PBR had this service in mind when negotiating with CBS and CBS Sports, keeping one-third of its elite tour events exclusive to RidePass. It also retained next-day VOD rights for all TV telecasts.

PBR produces all its events in-house, even for TV broadcast. It works with a Teredek board and encodes streams through a Wowza Amazon Web Services (AWS) instance. The feed travels to Endeavor’s team in the UK before going to content-distribution network Akamai for home streaming. Website playback is handled by JW Player.

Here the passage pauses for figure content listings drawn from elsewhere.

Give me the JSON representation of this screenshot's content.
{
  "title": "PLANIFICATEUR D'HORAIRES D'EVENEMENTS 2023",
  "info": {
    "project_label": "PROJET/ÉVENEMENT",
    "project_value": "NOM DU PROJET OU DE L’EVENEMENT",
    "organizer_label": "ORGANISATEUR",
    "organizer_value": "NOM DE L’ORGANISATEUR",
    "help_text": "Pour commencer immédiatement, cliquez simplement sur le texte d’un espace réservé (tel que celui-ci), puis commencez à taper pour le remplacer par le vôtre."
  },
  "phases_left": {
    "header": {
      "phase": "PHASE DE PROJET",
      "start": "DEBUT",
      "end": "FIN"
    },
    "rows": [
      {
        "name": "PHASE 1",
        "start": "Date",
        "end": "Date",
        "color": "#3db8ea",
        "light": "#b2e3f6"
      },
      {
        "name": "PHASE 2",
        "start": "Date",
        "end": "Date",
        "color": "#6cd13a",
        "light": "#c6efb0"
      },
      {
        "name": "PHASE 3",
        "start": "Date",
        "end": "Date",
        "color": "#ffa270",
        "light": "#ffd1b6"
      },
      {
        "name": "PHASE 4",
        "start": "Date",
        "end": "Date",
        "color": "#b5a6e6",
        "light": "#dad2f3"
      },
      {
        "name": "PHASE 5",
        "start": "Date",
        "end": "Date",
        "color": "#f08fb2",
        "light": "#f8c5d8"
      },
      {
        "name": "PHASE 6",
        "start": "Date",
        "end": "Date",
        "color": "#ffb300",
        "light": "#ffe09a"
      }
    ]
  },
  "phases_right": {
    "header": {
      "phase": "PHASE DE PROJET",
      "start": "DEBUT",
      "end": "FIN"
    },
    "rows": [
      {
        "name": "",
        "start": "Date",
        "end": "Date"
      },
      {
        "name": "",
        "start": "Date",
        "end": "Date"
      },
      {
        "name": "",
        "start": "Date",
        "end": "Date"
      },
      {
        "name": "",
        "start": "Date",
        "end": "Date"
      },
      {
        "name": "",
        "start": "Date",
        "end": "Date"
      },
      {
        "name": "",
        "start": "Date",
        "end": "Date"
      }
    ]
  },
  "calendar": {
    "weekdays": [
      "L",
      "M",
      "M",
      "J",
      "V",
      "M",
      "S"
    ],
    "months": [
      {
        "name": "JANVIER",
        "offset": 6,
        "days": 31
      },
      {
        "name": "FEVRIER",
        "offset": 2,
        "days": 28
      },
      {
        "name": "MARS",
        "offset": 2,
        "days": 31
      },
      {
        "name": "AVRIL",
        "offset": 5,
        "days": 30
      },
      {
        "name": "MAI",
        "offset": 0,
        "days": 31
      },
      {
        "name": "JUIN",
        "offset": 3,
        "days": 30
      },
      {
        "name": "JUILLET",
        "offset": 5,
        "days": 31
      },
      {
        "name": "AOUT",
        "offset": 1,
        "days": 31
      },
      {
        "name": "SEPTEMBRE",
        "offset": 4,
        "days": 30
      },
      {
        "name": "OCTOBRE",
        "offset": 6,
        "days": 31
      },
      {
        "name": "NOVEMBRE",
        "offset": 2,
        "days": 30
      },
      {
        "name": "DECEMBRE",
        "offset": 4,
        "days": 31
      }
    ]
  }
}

The service doesn’t currently carry ads but will begin with a light ad load on live event coverage in the next few months.

Look for platform improvements to show up soon: PBR’s product roadmap calls for the service to support Amazon, Roku, Apple TV, Xbox, and PlayStation devices over the next three or four months. PBR is also looking to sign more rodeo sports.

“One of our key priorities is to continue to strike media-rights representation and distribution deals with partners we think make sense for the product, when we can put deals together that make sense for both parties,” Blankenship says. “We’ve got another half dozen of those in the works right now. We want to bring some of the best-known, highest-quality rodeos to RidePass. We’ve already got some of them right now that we will, as a strategic priority, be looking to bring to RidePass over the next 12-24 months.”